Temperature dependence of electronic transport through molecular magnets in the Kondo regime

The effects of finite temperature in transport through nanoscopic systems exhibiting uniaxial magnetic anisotropy $D$, such as molecular magnets, adatoms, or quantum dots side coupled to a large spin, are analyzed in the Kondo regime. The linear-response conductance is calculated by means of the full density-matrix numerical renormalization group method as a function of temperature $T$, magnetic anisotropy $D$, and exchange coupling $J$ between the molecule's core spin and the orbital level. It is shown that such system displays a two-stage Kondo effect as a function of temperature and a quantum phase transition as a function of the exchange coupling $J$. These effects become, however, suppressed by finite magnetic anisotropy, provided the exchange coupling is sufficiently strong. Moreover, additional peaks are found in the linear conductance for temperatures of the order of $T\sim \left|J\right|$ and $T\sim D$. It is also shown that the conductance variation with $T$ remarkably depends on the sign of the exchange coupling $J$.

Figure 1

Schematic depiction of the system under consideration. It consists of a single orbital level (OL) tunnel coupled to external leads, with coupling strengths ${\Gamma }_L$ and ${\Gamma }_R$ for the left and right leads, and additionally exchanged coupled to a spin $S$, with $J$ denoting the strength of exchange interaction.

Figure 2

The dependence of the linear conductance $G$ on the energy of the orbital level (OL) $\varepsilon$ and the temperature $T$ in the case of (a), (c) ferromagnetic (FM) and (b), (d) antiferromagnetic (AFM) exchange coupling $J$ for $\left|J\right|/T_{\mathrm{K}}=3$ and $D=0$. The variable $Q$ represents the average number of electrons that occupy the OL. Here, $G_{T,J,D=0}$ corresponds to the conductance calculated for $T=D=J=0$. Parts (c) and (d) present the relevant cross sections of the density plots at the electron-hole symmetry point ($\varepsilon =-U/2$) for different values of the $J$ coupling, as indicated.
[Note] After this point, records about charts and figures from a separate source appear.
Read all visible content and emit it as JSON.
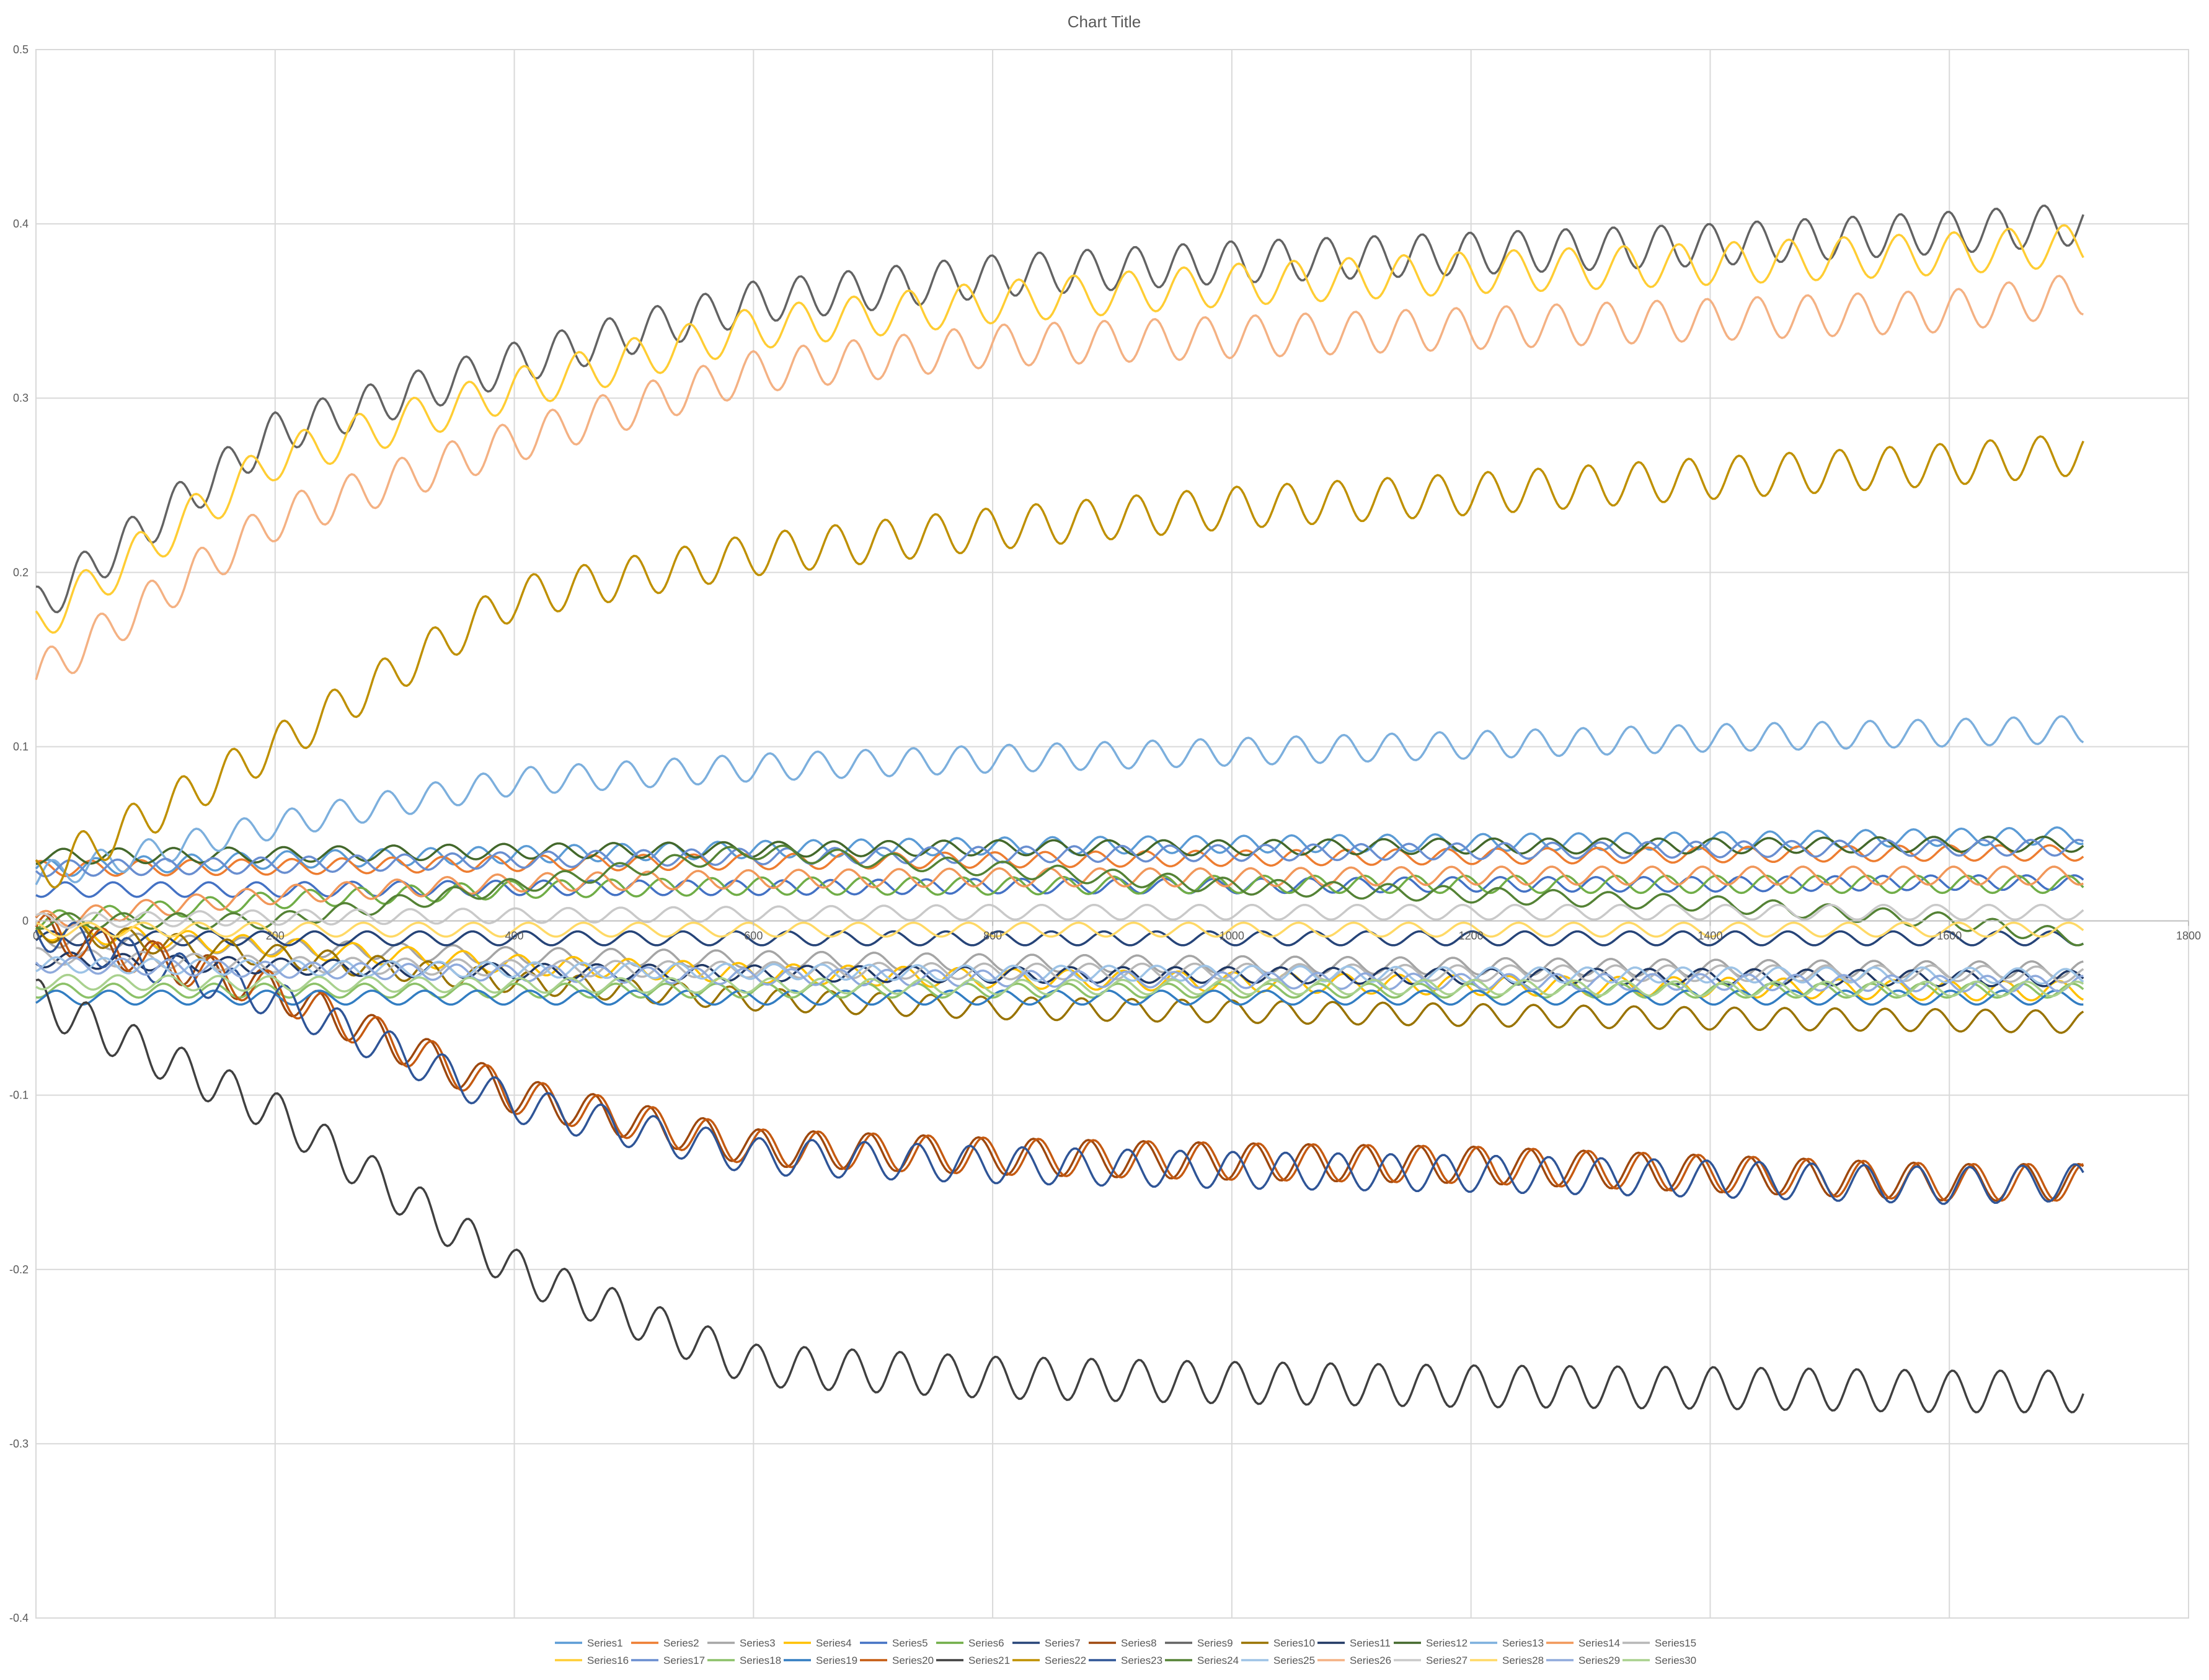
{
  "chart_data": {
    "type": "line",
    "title": "Chart Title",
    "xlabel": "",
    "ylabel": "",
    "xlim": [
      0,
      1800
    ],
    "ylim": [
      -0.4,
      0.5
    ],
    "x_ticks": [
      0,
      200,
      400,
      600,
      800,
      1000,
      1200,
      1400,
      1600,
      1800
    ],
    "y_ticks": [
      -0.4,
      -0.3,
      -0.2,
      -0.1,
      0,
      0.1,
      0.2,
      0.3,
      0.4,
      0.5
    ],
    "x_tick_labels": [
      "0",
      "200",
      "400",
      "600",
      "800",
      "1000",
      "1200",
      "1400",
      "1600",
      "1800"
    ],
    "y_tick_labels": [
      "-0.4",
      "-0.3",
      "-0.2",
      "-0.1",
      "0",
      "0.1",
      "0.2",
      "0.3",
      "0.4",
      "0.5"
    ],
    "grid": true,
    "legend_position": "bottom",
    "series": [
      {
        "name": "Series1",
        "color": "#5B9BD5",
        "x": [
          0,
          200,
          400,
          600,
          800,
          1000,
          1200,
          1400,
          1600,
          1712
        ],
        "values": [
          0.03,
          0.035,
          0.038,
          0.041,
          0.043,
          0.044,
          0.045,
          0.046,
          0.048,
          0.049
        ]
      },
      {
        "name": "Series2",
        "color": "#ED7D31",
        "x": [
          0,
          200,
          400,
          600,
          800,
          1000,
          1200,
          1400,
          1600,
          1712
        ],
        "values": [
          0.03,
          0.031,
          0.033,
          0.034,
          0.035,
          0.036,
          0.037,
          0.038,
          0.039,
          0.039
        ]
      },
      {
        "name": "Series3",
        "color": "#A5A5A5",
        "x": [
          0,
          200,
          400,
          600,
          800,
          1000,
          1200,
          1400,
          1600,
          1712
        ],
        "values": [
          -0.01,
          -0.015,
          -0.02,
          -0.022,
          -0.024,
          -0.025,
          -0.026,
          -0.027,
          -0.028,
          -0.028
        ]
      },
      {
        "name": "Series4",
        "color": "#FFC000",
        "x": [
          0,
          200,
          400,
          600,
          800,
          1000,
          1200,
          1400,
          1600,
          1712
        ],
        "values": [
          -0.005,
          -0.015,
          -0.025,
          -0.03,
          -0.033,
          -0.035,
          -0.037,
          -0.038,
          -0.04,
          -0.04
        ]
      },
      {
        "name": "Series5",
        "color": "#4472C4",
        "x": [
          0,
          200,
          400,
          600,
          800,
          1000,
          1200,
          1400,
          1600,
          1712
        ],
        "values": [
          0.018,
          0.018,
          0.019,
          0.019,
          0.02,
          0.02,
          0.021,
          0.021,
          0.022,
          0.022
        ]
      },
      {
        "name": "Series6",
        "color": "#70AD47",
        "x": [
          0,
          200,
          400,
          600,
          800,
          1000,
          1200,
          1400,
          1600,
          1712
        ],
        "values": [
          0.0,
          0.012,
          0.018,
          0.02,
          0.02,
          0.021,
          0.021,
          0.021,
          0.021,
          0.021
        ]
      },
      {
        "name": "Series7",
        "color": "#264478",
        "x": [
          0,
          200,
          400,
          600,
          800,
          1000,
          1200,
          1400,
          1600,
          1712
        ],
        "values": [
          -0.01,
          -0.01,
          -0.01,
          -0.01,
          -0.01,
          -0.01,
          -0.01,
          -0.01,
          -0.01,
          -0.01
        ]
      },
      {
        "name": "Series8",
        "color": "#9E480E",
        "x": [
          0,
          200,
          400,
          600,
          800,
          1000,
          1200,
          1400,
          1600,
          1712
        ],
        "values": [
          -0.005,
          -0.04,
          -0.1,
          -0.13,
          -0.135,
          -0.138,
          -0.14,
          -0.145,
          -0.15,
          -0.15
        ]
      },
      {
        "name": "Series9",
        "color": "#636363",
        "x": [
          0,
          200,
          400,
          600,
          800,
          1000,
          1200,
          1400,
          1600,
          1712
        ],
        "values": [
          0.18,
          0.28,
          0.32,
          0.355,
          0.37,
          0.378,
          0.383,
          0.388,
          0.395,
          0.4
        ]
      },
      {
        "name": "Series10",
        "color": "#997300",
        "x": [
          0,
          200,
          400,
          600,
          800,
          1000,
          1200,
          1400,
          1600,
          1712
        ],
        "values": [
          -0.005,
          -0.02,
          -0.035,
          -0.045,
          -0.05,
          -0.052,
          -0.054,
          -0.056,
          -0.057,
          -0.058
        ]
      },
      {
        "name": "Series11",
        "color": "#203864",
        "x": [
          0,
          200,
          400,
          600,
          800,
          1000,
          1200,
          1400,
          1600,
          1712
        ],
        "values": [
          -0.022,
          -0.026,
          -0.029,
          -0.03,
          -0.031,
          -0.031,
          -0.032,
          -0.032,
          -0.033,
          -0.033
        ]
      },
      {
        "name": "Series12",
        "color": "#43682B",
        "x": [
          0,
          200,
          400,
          600,
          800,
          1000,
          1200,
          1400,
          1600,
          1712
        ],
        "values": [
          0.037,
          0.038,
          0.04,
          0.041,
          0.042,
          0.042,
          0.043,
          0.043,
          0.044,
          0.044
        ]
      },
      {
        "name": "Series13",
        "color": "#7CAFDD",
        "x": [
          0,
          200,
          400,
          600,
          800,
          1000,
          1200,
          1400,
          1600,
          1712
        ],
        "values": [
          0.025,
          0.055,
          0.08,
          0.088,
          0.093,
          0.097,
          0.101,
          0.105,
          0.108,
          0.11
        ]
      },
      {
        "name": "Series14",
        "color": "#F1975A",
        "x": [
          0,
          200,
          400,
          600,
          800,
          1000,
          1200,
          1400,
          1600,
          1712
        ],
        "values": [
          0.0,
          0.015,
          0.022,
          0.024,
          0.025,
          0.025,
          0.026,
          0.026,
          0.026,
          0.026
        ]
      },
      {
        "name": "Series15",
        "color": "#B7B7B7",
        "x": [
          0,
          200,
          400,
          600,
          800,
          1000,
          1200,
          1400,
          1600,
          1712
        ],
        "values": [
          -0.02,
          -0.025,
          -0.027,
          -0.028,
          -0.029,
          -0.029,
          -0.03,
          -0.03,
          -0.03,
          -0.031
        ]
      },
      {
        "name": "Series16",
        "color": "#FFCD33",
        "x": [
          0,
          200,
          400,
          600,
          800,
          1000,
          1200,
          1400,
          1600,
          1712
        ],
        "values": [
          0.17,
          0.265,
          0.305,
          0.34,
          0.355,
          0.365,
          0.372,
          0.377,
          0.383,
          0.388
        ]
      },
      {
        "name": "Series17",
        "color": "#698ED0",
        "x": [
          0,
          200,
          400,
          600,
          800,
          1000,
          1200,
          1400,
          1600,
          1712
        ],
        "values": [
          0.03,
          0.032,
          0.035,
          0.037,
          0.038,
          0.039,
          0.04,
          0.041,
          0.042,
          0.042
        ]
      },
      {
        "name": "Series18",
        "color": "#8CC168",
        "x": [
          0,
          200,
          400,
          600,
          800,
          1000,
          1200,
          1400,
          1600,
          1712
        ],
        "values": [
          -0.04,
          -0.04,
          -0.04,
          -0.04,
          -0.04,
          -0.04,
          -0.04,
          -0.04,
          -0.04,
          -0.04
        ]
      },
      {
        "name": "Series19",
        "color": "#327DC2",
        "x": [
          0,
          200,
          400,
          600,
          800,
          1000,
          1200,
          1400,
          1600,
          1712
        ],
        "values": [
          -0.044,
          -0.044,
          -0.044,
          -0.044,
          -0.044,
          -0.044,
          -0.044,
          -0.044,
          -0.044,
          -0.044
        ]
      },
      {
        "name": "Series20",
        "color": "#C55A11",
        "x": [
          0,
          200,
          400,
          600,
          800,
          1000,
          1200,
          1400,
          1600,
          1712
        ],
        "values": [
          -0.005,
          -0.04,
          -0.1,
          -0.13,
          -0.135,
          -0.138,
          -0.14,
          -0.145,
          -0.15,
          -0.15
        ]
      },
      {
        "name": "Series21",
        "color": "#404040",
        "x": [
          0,
          200,
          400,
          600,
          800,
          1000,
          1200,
          1400,
          1600,
          1712
        ],
        "values": [
          -0.045,
          -0.11,
          -0.2,
          -0.255,
          -0.262,
          -0.265,
          -0.267,
          -0.268,
          -0.27,
          -0.27
        ]
      },
      {
        "name": "Series22",
        "color": "#BF9000",
        "x": [
          0,
          200,
          400,
          600,
          800,
          1000,
          1200,
          1400,
          1600,
          1712
        ],
        "values": [
          0.025,
          0.1,
          0.185,
          0.21,
          0.225,
          0.237,
          0.245,
          0.254,
          0.262,
          0.268
        ]
      },
      {
        "name": "Series23",
        "color": "#2F5597",
        "x": [
          0,
          200,
          400,
          600,
          800,
          1000,
          1200,
          1400,
          1600,
          1712
        ],
        "values": [
          -0.005,
          -0.045,
          -0.105,
          -0.135,
          -0.14,
          -0.143,
          -0.145,
          -0.148,
          -0.152,
          -0.15
        ]
      },
      {
        "name": "Series24",
        "color": "#548235",
        "x": [
          0,
          200,
          400,
          600,
          800,
          1000,
          1200,
          1400,
          1600,
          1712
        ],
        "values": [
          0.0,
          0.0,
          0.02,
          0.04,
          0.03,
          0.02,
          0.015,
          0.01,
          0.0,
          -0.01
        ]
      },
      {
        "name": "Series25",
        "color": "#9DC3E6",
        "x": [
          0,
          200,
          400,
          600,
          800,
          1000,
          1200,
          1400,
          1600,
          1712
        ],
        "values": [
          -0.025,
          -0.027,
          -0.028,
          -0.029,
          -0.03,
          -0.03,
          -0.031,
          -0.031,
          -0.031,
          -0.032
        ]
      },
      {
        "name": "Series26",
        "color": "#F4B183",
        "x": [
          0,
          200,
          400,
          600,
          800,
          1000,
          1200,
          1400,
          1600,
          1712
        ],
        "values": [
          0.14,
          0.23,
          0.275,
          0.315,
          0.33,
          0.335,
          0.34,
          0.345,
          0.35,
          0.36
        ]
      },
      {
        "name": "Series27",
        "color": "#C9C9C9",
        "x": [
          0,
          200,
          400,
          600,
          800,
          1000,
          1200,
          1400,
          1600,
          1712
        ],
        "values": [
          0.0,
          0.002,
          0.003,
          0.004,
          0.005,
          0.005,
          0.005,
          0.005,
          0.005,
          0.005
        ]
      },
      {
        "name": "Series28",
        "color": "#FFD966",
        "x": [
          0,
          200,
          400,
          600,
          800,
          1000,
          1200,
          1400,
          1600,
          1712
        ],
        "values": [
          -0.005,
          -0.005,
          -0.005,
          -0.005,
          -0.005,
          -0.005,
          -0.005,
          -0.005,
          -0.005,
          -0.005
        ]
      },
      {
        "name": "Series29",
        "color": "#8FAADC",
        "x": [
          0,
          200,
          400,
          600,
          800,
          1000,
          1200,
          1400,
          1600,
          1712
        ],
        "values": [
          -0.025,
          -0.028,
          -0.03,
          -0.032,
          -0.033,
          -0.034,
          -0.035,
          -0.035,
          -0.036,
          -0.036
        ]
      },
      {
        "name": "Series30",
        "color": "#A9D18E",
        "x": [
          0,
          200,
          400,
          600,
          800,
          1000,
          1200,
          1400,
          1600,
          1712
        ],
        "values": [
          -0.035,
          -0.036,
          -0.037,
          -0.037,
          -0.038,
          -0.038,
          -0.038,
          -0.039,
          -0.039,
          -0.039
        ]
      }
    ]
  }
}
The parameters of the system are as follows: $U=10$ meV, $\Gamma /U=0.1$, and $T_{\mathrm{K}}/U\approx 5\times {10}^{-3}$.

Figure 3

The normalized linear conductance $G$ as a function of temperature $T$ and exchange-coupling parameter $J$ in the case of (a), (c) ferromagnetic (FM) and (b), (d) antiferromagnetic (AFM) type of the coupling between magnetic core and orbital level shown in the presence of uniaxial magnetic anisotropy $D/U={10}^{-4}$ ($D/T_{\mathrm{K}}=0.2$). Curves in (c) and (d) represent cross sections of figures (a) and (b), respectively, for indicated values of $\left|J\right|$, but now each curve is normalized to the corresponding $G_{T=0}$ instead of $G_{T,J,D=0}$ as in (a) and (b). The other parameters are the same as in Fig. 2 with $\varepsilon =-U/2$.

Figure 4

The normalized linear conductance $G$ as a function of temperature $T$ and uniaxial magnetic anisotropy $D$ for $\left|J\right|/T_{\mathrm{K}}=0.4$ in (a)–(d) and $\left|J\right|/T_{\mathrm{K}}=2$ in (e)–(h). The other parameters are the same as in Fig. 2 with $\varepsilon =-U/2$. Dashed lines in (a) and (b) and (e) and (f) represent maximal value of the uniaxial magnetic anisotropy constant $D$ typical to molecular magnets (for further details, see the text).

Figure 5

The normalized linear conductance $G$ as a function of temperature $T$ and orbital level position $\varepsilon$. Parts (c) and (d) present the relevant cross sections of the density plots for different temperatures, as indicated. The parameters are the same as in Fig. 2 with $\left|J\right|/T_{\mathrm{K}}=3$ and $D/T_{\mathrm{K}}=0.2$.

Figure 6

Dependence of the normalized linear conductance $G$ on the magnetic anisotropy $D$ and the exchange coupling $J$ of (a) the ferromagnetic (FM) and (b) antiferromagnetic (AFM) types for $T/T_{\mathrm{K}}=0.01$. Parts (c) and (d) show the dependence of $G$ on (c) ferromagnetic and (d) antiferromagnetic exchange coupling $J$ for $T/T_{\mathrm{K}}={10}^{-2}$ and for a few anisotropy constants $D$, as indicated. Parts (e) and (f) show the same calculated for $T\to 0$. The other parameters are the same as in Fig. 2 with $\varepsilon =-U/2$.